There were also campsites that looked like a bomb went off, but authorities were often quickly alerted to these situations by social media users. Shellian considers this the next stage of their campaign.

“I personally have seen the very positive effects of social media for us, not only to deliver information, but to truly interact with the public,” he said. “It’s a way of creating community, creating friendships and creating an interactive message for people to speak with each other.”

This year, local partners — Clearwater County, ESRD, the oil industry and others — launched their Sasquatch campaign, with the theme “the Sasquatch welcomes people to our backyard and to use it with respect,” said Shellian.

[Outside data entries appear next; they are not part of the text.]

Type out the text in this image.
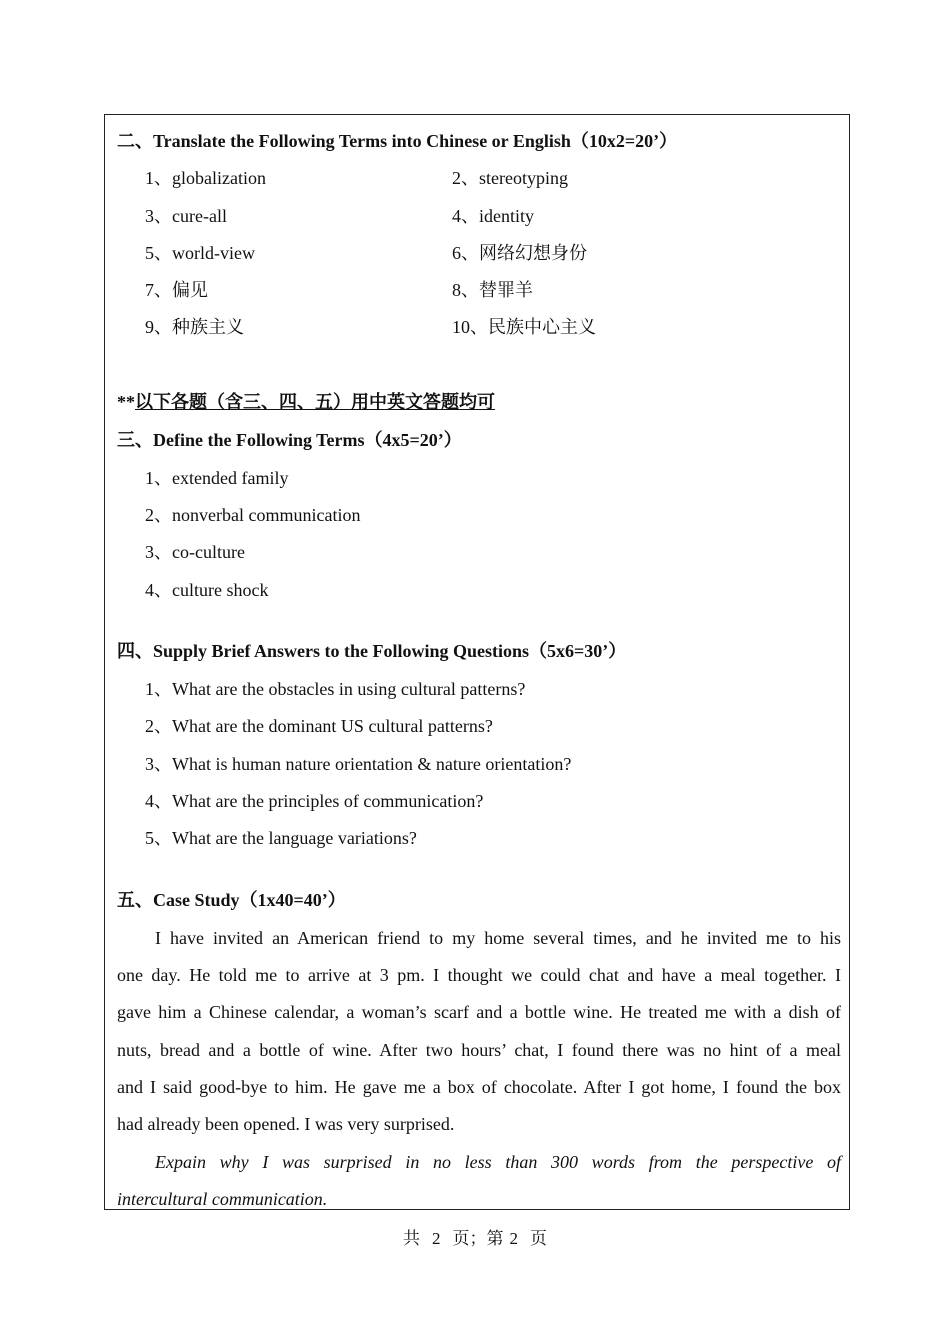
二、Translate the Following Terms into Chinese or English（10x2=20’）
1、globalization	2、stereotyping
3、cure-all	4、identity
5、world-view	6、网络幻想身份
7、偏见	8、替罪羊
9、种族主义	10、民族中心主义
**以下各题（含三、四、五）用中英文答题均可
三、Define the Following Terms（4x5=20’）
1、extended family
2、nonverbal communication
3、co-culture
4、culture shock
四、Supply Brief Answers to the Following Questions（5x6=30’）
1、What are the obstacles in using cultural patterns?
2、What are the dominant US cultural patterns?
3、What is human nature orientation & nature orientation?
4、What are the principles of communication?
5、What are the language variations?
五、Case Study（1x40=40’）
I have invited an American friend to my home several times, and he invited me to his
one day. He told me to arrive at 3 pm. I thought we could chat and have a meal together. I
gave him a Chinese calendar, a woman’s scarf and a bottle wine. He treated me with a dish of
nuts, bread and a bottle of wine. After two hours’ chat, I found there was no hint of a meal
and I said good-bye to him. He gave me a box of chocolate. After I got home, I found the box
had already been opened. I was very surprised.
Expain why I was surprised in no less than 300 words from the perspective of
intercultural communication.
共 2 页；第 2 页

“The Sasquatch always leaves no trace, he would never leave garbage, he would never quad in soft riparian areas and Sasquatch would never camp next to any type of oil and gas facility.”

Campers were provided with a soaker bag, literature and responsible visitors were rewarded for their diligence.

Following the weekend every year, a growing number of locals hit the West Country in cleanup mode.

“It used to be ‘I didn’t do it, I ain’t picking it up,’ ” said Livingston. “Now it’s ‘Oh my gosh, look at that mess, let’s stop before it gets strewn all over. …’

“It’s nice to see the hard work is paying off. People, it’s not like they didn’t understand you don’t leave your garbage on the ground, they were making a conscious decision to walk away from it. Now that attitude is changing a little bit.”

In all, Rocky Mountain House and Rimbey RCMP handed out approximately 750 tickets of all manner on the weekend, including 125 in a checkstop on Friday night. These tickets ranged from vehicle violations to alcohol, camping and off-roading infractions.

Most importantly, however, there were no fatalities or critical injuries requiring the aid of STARS.

“We’ve got a very educated public coming out now for the May long weekend,” said Rocky Mountain House RCMP Staff Sgt. Bill Laidlaw. “The bottom line is, there’s a lot of police officers around and the public that comes out, they’re typically well behaved and they have been for the last few years.”

Shellian acknowledges that while they have taken some positive steps, their work in the West Country is not finished.

“You can’t change the world in one weekend, but what we did see was a lot of positive change in social behaviour,” he said. “It’s a start.”